Exogenous expression of KRAS promotes migration and invasion of normal mammary cells through EMT. (a) Migration and invasion assays of MCF10A normal mammary cells that are transduced with KRAS or control vector MFG. Western blot analysis for EMT markers (b) and EMT regulators (c) in KRAS or control vector MFG-transduced MCF10A normal mammary cells. β-Actin was used as a loading control.
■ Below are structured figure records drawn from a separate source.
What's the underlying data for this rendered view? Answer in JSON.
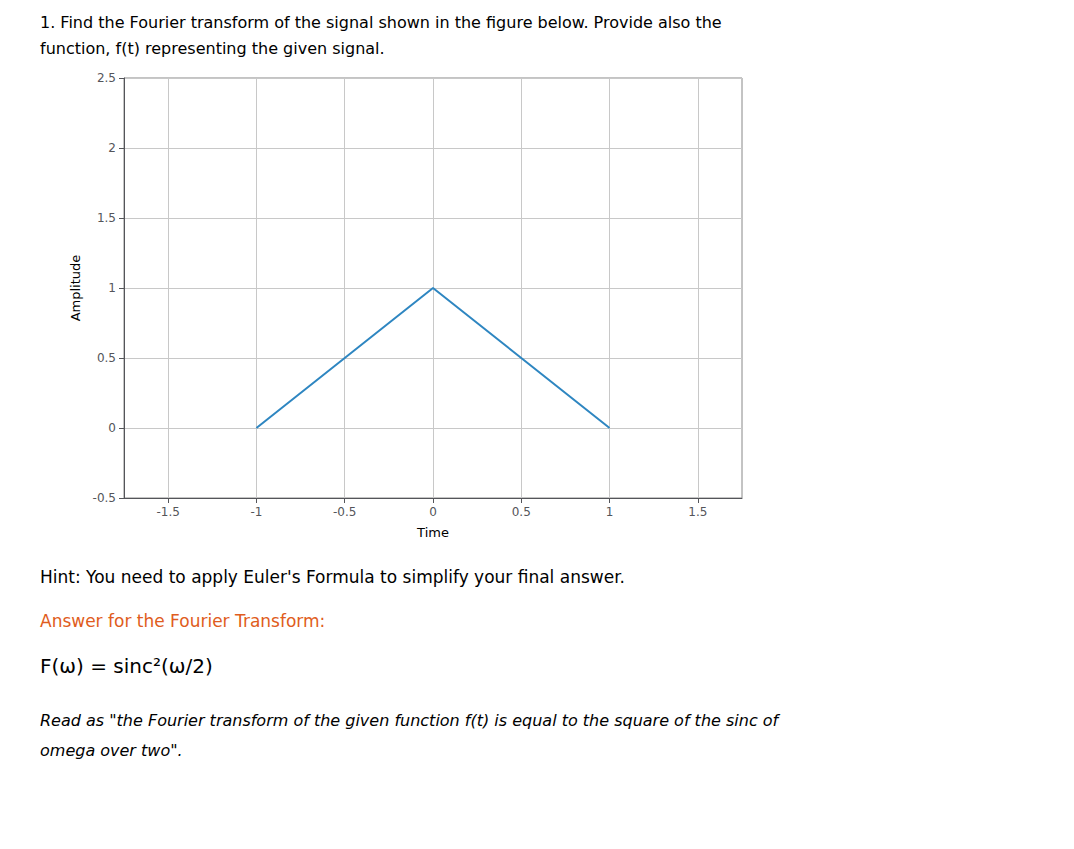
{
  "chart_data": {
    "type": "line",
    "annotations": [
      "1. Find the Fourier transform of the signal shown in the figure below. Provide also the",
      "function, f(t) representing the given signal.",
      "Hint: You need to apply Euler's Formula to simplify your final answer.",
      {
        "text": "Answer for the Fourier Transform:",
        "color": "#e05c20"
      },
      "F(ω) = sinc²(ω/2)",
      "Read as \"the Fourier transform of the given function f(t) is equal to the square of the sinc of",
      "omega over two\"."
    ],
    "xlabel": "Time",
    "ylabel": "Amplitude",
    "x": [
      -1.0,
      0.0,
      1.0
    ],
    "values": [
      0.0,
      1.0,
      0.0
    ],
    "color": "#2e86c1",
    "xlim": [
      -1.75,
      1.75
    ],
    "ylim": [
      -0.5,
      2.5
    ],
    "xticks": [
      -1.5,
      -1,
      -0.5,
      0,
      0.5,
      1,
      1.5
    ],
    "yticks": [
      -0.5,
      0,
      0.5,
      1,
      1.5,
      2,
      2.5
    ],
    "grid": true
  }
}
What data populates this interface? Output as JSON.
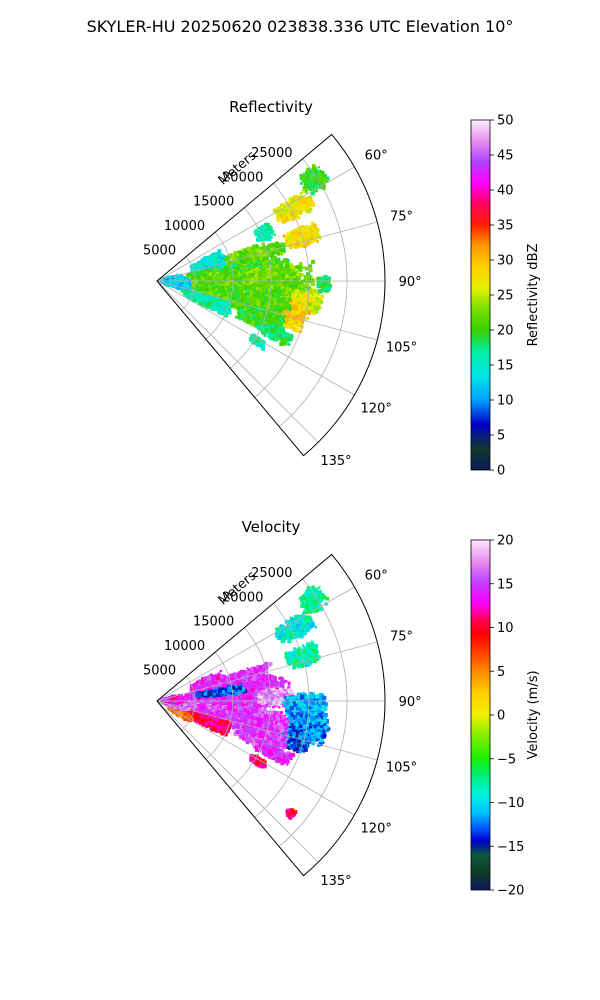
{
  "figure": {
    "title": "SKYLER-HU  20250620  023838.336 UTC Elevation 10°"
  },
  "chart_data": [
    {
      "type": "heatmap",
      "subtype": "polar-sector (PPI)",
      "title": "Reflectivity",
      "range_label": "Meters",
      "range_ticks": [
        5000,
        10000,
        15000,
        20000,
        25000
      ],
      "range_tick_labels": [
        "5000",
        "10000",
        "15000",
        "20000",
        "25000"
      ],
      "rmax": 30000,
      "azimuth_range": [
        50,
        140
      ],
      "azimuth_ticks": [
        60,
        75,
        90,
        105,
        120,
        135
      ],
      "azimuth_tick_labels": [
        "60°",
        "75°",
        "90°",
        "105°",
        "120°",
        "135°"
      ],
      "grid": true,
      "colorbar": {
        "label": "Reflectivity dBZ",
        "range": [
          0,
          50
        ],
        "ticks": [
          0,
          5,
          10,
          15,
          20,
          25,
          30,
          35,
          40,
          45,
          50
        ],
        "tick_labels": [
          "0",
          "5",
          "10",
          "15",
          "20",
          "25",
          "30",
          "35",
          "40",
          "45",
          "50"
        ],
        "stops": [
          [
            0.0,
            "#0a1a5a"
          ],
          [
            0.06,
            "#103a2a"
          ],
          [
            0.13,
            "#0000c8"
          ],
          [
            0.2,
            "#00a0ff"
          ],
          [
            0.27,
            "#00e6e6"
          ],
          [
            0.34,
            "#00f0a0"
          ],
          [
            0.4,
            "#3ad000"
          ],
          [
            0.46,
            "#7ae000"
          ],
          [
            0.52,
            "#e6f000"
          ],
          [
            0.58,
            "#ffd200"
          ],
          [
            0.64,
            "#ff9a00"
          ],
          [
            0.7,
            "#ff2000"
          ],
          [
            0.76,
            "#ff0060"
          ],
          [
            0.82,
            "#ff00ff"
          ],
          [
            0.88,
            "#b040ff"
          ],
          [
            0.94,
            "#e890ee"
          ],
          [
            1.0,
            "#fff0ff"
          ]
        ]
      },
      "cells": [
        {
          "az": 62,
          "r": 20500,
          "w": 4,
          "dr": 2800,
          "v": 27
        },
        {
          "az": 57,
          "r": 24500,
          "w": 4,
          "dr": 1800,
          "v": 20
        },
        {
          "az": 73,
          "r": 20000,
          "w": 4,
          "dr": 2500,
          "v": 28
        },
        {
          "az": 75,
          "r": 16000,
          "w": 3,
          "dr": 1500,
          "v": 21
        },
        {
          "az": 66,
          "r": 15500,
          "w": 4,
          "dr": 1200,
          "v": 16
        },
        {
          "az": 78,
          "r": 11000,
          "w": 8,
          "dr": 5000,
          "v": 22
        },
        {
          "az": 72,
          "r": 7000,
          "w": 8,
          "dr": 2500,
          "v": 14
        },
        {
          "az": 86,
          "r": 10500,
          "w": 8,
          "dr": 7500,
          "v": 20
        },
        {
          "az": 92,
          "r": 12000,
          "w": 10,
          "dr": 9000,
          "v": 22
        },
        {
          "az": 98,
          "r": 19500,
          "w": 5,
          "dr": 2500,
          "v": 26
        },
        {
          "az": 104,
          "r": 17500,
          "w": 6,
          "dr": 3000,
          "v": 29
        },
        {
          "az": 102,
          "r": 11000,
          "w": 8,
          "dr": 7000,
          "v": 21
        },
        {
          "az": 110,
          "r": 14500,
          "w": 5,
          "dr": 3500,
          "v": 20
        },
        {
          "az": 114,
          "r": 17000,
          "w": 3,
          "dr": 2500,
          "v": 18
        },
        {
          "az": 112,
          "r": 7000,
          "w": 6,
          "dr": 3500,
          "v": 16
        },
        {
          "az": 121,
          "r": 15500,
          "w": 2,
          "dr": 1200,
          "v": 16
        },
        {
          "az": 97,
          "r": 2500,
          "w": 12,
          "dr": 2000,
          "v": 13
        },
        {
          "az": 84,
          "r": 2000,
          "w": 10,
          "dr": 1500,
          "v": 12
        },
        {
          "az": 91,
          "r": 22000,
          "w": 3,
          "dr": 900,
          "v": 18
        }
      ]
    },
    {
      "type": "heatmap",
      "subtype": "polar-sector (PPI)",
      "title": "Velocity",
      "range_label": "Meters",
      "range_ticks": [
        5000,
        10000,
        15000,
        20000,
        25000
      ],
      "range_tick_labels": [
        "5000",
        "10000",
        "15000",
        "20000",
        "25000"
      ],
      "rmax": 30000,
      "azimuth_range": [
        50,
        140
      ],
      "azimuth_ticks": [
        60,
        75,
        90,
        105,
        120,
        135
      ],
      "azimuth_tick_labels": [
        "60°",
        "75°",
        "90°",
        "105°",
        "120°",
        "135°"
      ],
      "grid": true,
      "colorbar": {
        "label": "Velocity (m/s)",
        "range": [
          -20,
          20
        ],
        "ticks": [
          -20,
          -15,
          -10,
          -5,
          0,
          5,
          10,
          15,
          20
        ],
        "tick_labels": [
          "−20",
          "−15",
          "−10",
          "−5",
          "0",
          "5",
          "10",
          "15",
          "20"
        ],
        "stops": [
          [
            0.0,
            "#0a1a5a"
          ],
          [
            0.05,
            "#103a2a"
          ],
          [
            0.1,
            "#0a5a3a"
          ],
          [
            0.14,
            "#0000c8"
          ],
          [
            0.18,
            "#0060ff"
          ],
          [
            0.22,
            "#00c0ff"
          ],
          [
            0.27,
            "#00f0e0"
          ],
          [
            0.33,
            "#00f070"
          ],
          [
            0.38,
            "#20f000"
          ],
          [
            0.44,
            "#80f000"
          ],
          [
            0.5,
            "#f0f000"
          ],
          [
            0.56,
            "#ffd000"
          ],
          [
            0.62,
            "#ff9000"
          ],
          [
            0.68,
            "#ff4000"
          ],
          [
            0.73,
            "#ff0000"
          ],
          [
            0.77,
            "#ff0050"
          ],
          [
            0.82,
            "#ff00ff"
          ],
          [
            0.88,
            "#c040ff"
          ],
          [
            0.94,
            "#e890ee"
          ],
          [
            1.0,
            "#ffe8ff"
          ]
        ]
      },
      "cells": [
        {
          "az": 62,
          "r": 20500,
          "w": 4,
          "dr": 2800,
          "v": -9
        },
        {
          "az": 57,
          "r": 24500,
          "w": 4,
          "dr": 1800,
          "v": -8
        },
        {
          "az": 73,
          "r": 20000,
          "w": 4,
          "dr": 2500,
          "v": -8
        },
        {
          "az": 78,
          "r": 11000,
          "w": 8,
          "dr": 5000,
          "v": 15
        },
        {
          "az": 72,
          "r": 7000,
          "w": 8,
          "dr": 2500,
          "v": 14
        },
        {
          "az": 86,
          "r": 10500,
          "w": 8,
          "dr": 7500,
          "v": 14
        },
        {
          "az": 88,
          "r": 15500,
          "w": 4,
          "dr": 2500,
          "v": 18
        },
        {
          "az": 92,
          "r": 19500,
          "w": 5,
          "dr": 3000,
          "v": -11
        },
        {
          "az": 100,
          "r": 20000,
          "w": 6,
          "dr": 3000,
          "v": -12
        },
        {
          "az": 106,
          "r": 19000,
          "w": 4,
          "dr": 2000,
          "v": -13
        },
        {
          "az": 102,
          "r": 11000,
          "w": 8,
          "dr": 7000,
          "v": 15
        },
        {
          "az": 110,
          "r": 14500,
          "w": 5,
          "dr": 3500,
          "v": 15
        },
        {
          "az": 114,
          "r": 17000,
          "w": 3,
          "dr": 2500,
          "v": 14
        },
        {
          "az": 112,
          "r": 7000,
          "w": 6,
          "dr": 3500,
          "v": 11
        },
        {
          "az": 118,
          "r": 3500,
          "w": 5,
          "dr": 2000,
          "v": 6
        },
        {
          "az": 121,
          "r": 15500,
          "w": 2,
          "dr": 1200,
          "v": 11
        },
        {
          "az": 97,
          "r": 2500,
          "w": 12,
          "dr": 2000,
          "v": 16
        },
        {
          "az": 84,
          "r": 2000,
          "w": 10,
          "dr": 1500,
          "v": 13
        },
        {
          "az": 82,
          "r": 8500,
          "w": 3,
          "dr": 3500,
          "v": -13
        },
        {
          "az": 130,
          "r": 23000,
          "w": 1.5,
          "dr": 600,
          "v": 11
        }
      ]
    }
  ]
}
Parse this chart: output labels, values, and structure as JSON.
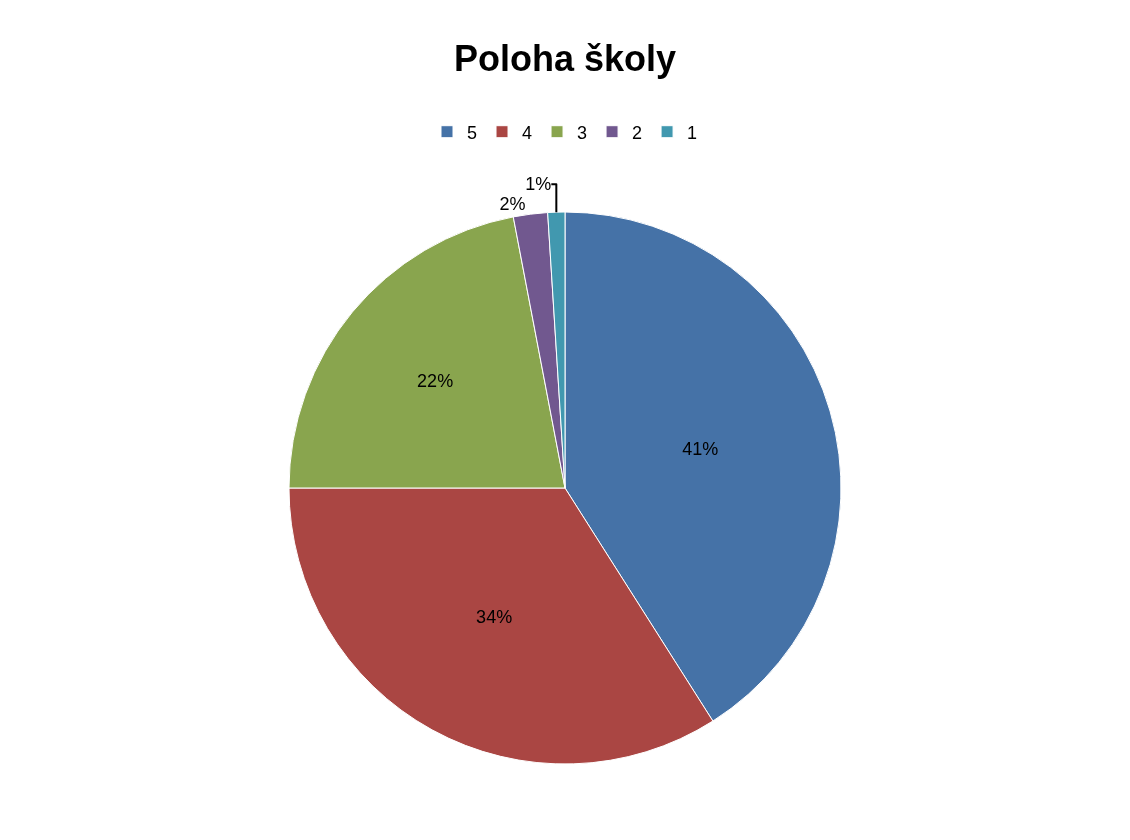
{
  "chart_data": {
    "type": "pie",
    "title": "Poloha školy",
    "categories": [
      "5",
      "4",
      "3",
      "2",
      "1"
    ],
    "values": [
      41,
      34,
      22,
      2,
      1
    ],
    "value_labels": [
      "41%",
      "34%",
      "22%",
      "2%",
      "1%"
    ],
    "colors": [
      "#4572a7",
      "#aa4643",
      "#89a54e",
      "#71588f",
      "#4198af"
    ],
    "legend": "top"
  }
}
Error bars represent mean±s.d. of triplicate samples. *P<0.01 versus control. KRAS, Kirsten rat sarcoma viral oncogene homolog; VIM, vimentin.

Figure 6

KRAS has a correlation with in vivo metastatic ability of basal-type breast cancer cells and prognosis of breast cancer patients. (a) Schematic experimental procedure for tail vein injection of breast cancer cells that are transfected with siRNA targeting KRAS or scrambled control siRNA into athymic BALB/c nude mice. (b) Representative images of whole-lung metastasis (left) and quantification of the metastases foci (right) generated by MDA-MB231 cells after tail vein injection (n=4). (c) Kaplan–Meier survival curves of human breast cancer patients using publicly available clinical breast cancer database. Breast cancer patients (3455) were grouped to high (2352) and low expression (1103) of KRAS. Note that KRAS expression level has a correlation with poor survival rate. KRAS, Kirsten rat sarcoma viral oncogene homolog. si-cont, scrambled control siRNA; si-KRAS, siRNA targeting KRAS. *P<0.01 versus control.